Das Worldwatch Institute geht sogar von der Nutztierhaltung als der größten Treibhausgas-Quelle aus, wenn Anzahl, Atmung und Methanausstoß der Nutztiere berücksichtigt werden.

Weltweit existieren etwa 70 Milliarden Nutztiere - etwa die 10-fache Anzahl der Weltbevölkerung!

Welche Vorteile bringt eine überwiegend vegetarische Ernährung?

  • Die ökologische Belastung durch den Anbau von pflanzlichen Nahrungsmitteln ist, bezogen auf Energie und Nährwert, für die Umwelt um ein Vielfaches geringer.
  • Die gesundheitlichen Vorteile einer pflanzlichen Vollwerternährung sind bestechend: Vegetarier sind seltener übergewichtig und leiden seltener an Herz-Kreislauf-Krankheiten und Diabetes.
  • Der Umgang mit Nutztieren sollte auf den Prüfstand. Ist die Ausbeutung von Tieren mit Genussargumenten zu rechtfertigen?
  • Vom sozialen Standpunkt her können wir uns die billige Produktion von Futtermitteln für unsere Nutztiere in Entwicklungsländern nicht mehr leisten, wenn gleichzeitig die Ernährung in diesen Ländern nicht gewährleistet ist.


Vieles spricht also dafür, der pflanzlichen Nahrungserzeugung Vorrang einzuräumen.

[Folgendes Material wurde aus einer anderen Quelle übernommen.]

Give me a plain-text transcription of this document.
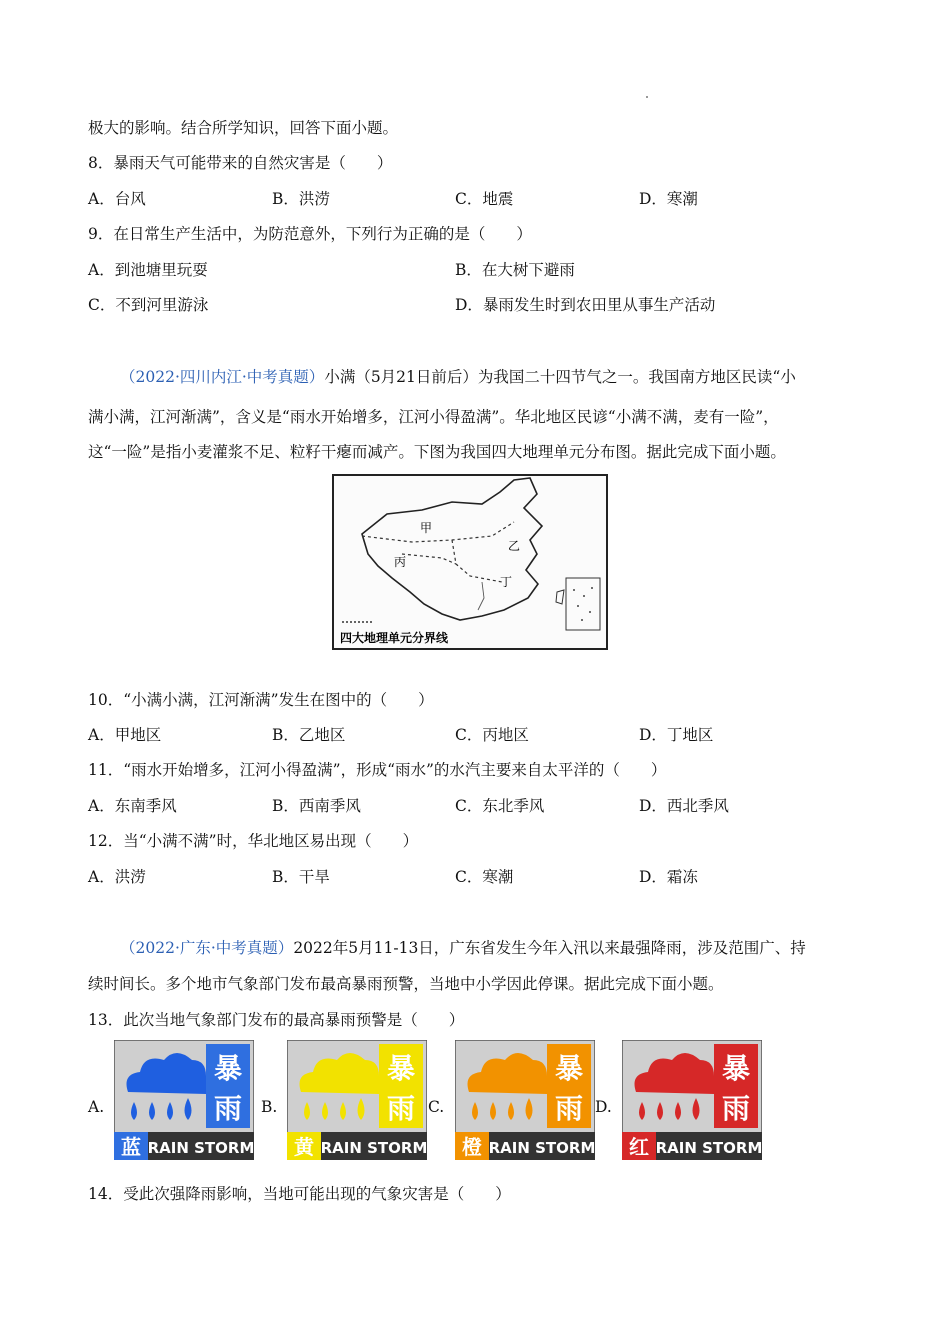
极大的影响。结合所学知识，回答下面小题。
8．暴雨天气可能带来的自然灾害是（　　）
A．台风	B．洪涝	C．地震	D．寒潮
9．在日常生产生活中，为防范意外，下列行为正确的是（　　）
A．到池塘里玩耍	B．在大树下避雨
C．不到河里游泳	D．暴雨发生时到农田里从事生产活动
（2022·四川内江·中考真题）小满（5月21日前后）为我国二十四节气之一。我国南方地区民读“小
满小满，江河渐满”，含义是“雨水开始增多，江河小得盈满”。华北地区民谚“小满不满，麦有一险”，
这“一险”是指小麦灌浆不足、粒籽干瘪而减产。下图为我国四大地理单元分布图。据此完成下面小题。
甲
乙
丙
丁
四大地理单元分界线
10．“小满小满，江河渐满”发生在图中的（　　）
A．甲地区	B．乙地区	C．丙地区	D．丁地区
11．“雨水开始增多，江河小得盈满”，形成“雨水”的水汽主要来自太平洋的（　　）
A．东南季风	B．西南季风	C．东北季风	D．西北季风
12．当“小满不满”时，华北地区易出现（　　）
A．洪涝	B．干旱	C．寒潮	D．霜冻
（2022·广东·中考真题）2022年5月11-13日，广东省发生今年入汛以来最强降雨，涉及范围广、持
续时间长。多个地市气象部门发布最高暴雨预警，当地中小学因此停课。据此完成下面小题。
13．此次当地气象部门发布的最高暴雨预警是（　　）
A.
暴
雨
蓝 RAIN STORM
B.
暴
雨
黄 RAIN STORM
C.
暴
雨
橙 RAIN STORM
D.
暴
雨
红 RAIN STORM
14．受此次强降雨影响，当地可能出现的气象灾害是（　　）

Sie ist kein Allheilmittel. Spielen doch andere nicht ernährungsrelevante Verbrauchsgewohnheiten eine große Rolle. Aber in einem Bereich, der mit unserer unmittelbaren Lebenserhaltung zu tun hat, verspricht die pflanzliche Ernährung den höchsten Nutzen für die Erreichung eines großen Ziels – der Balance zwischen unserem Dasein und einer begrenzten Welt.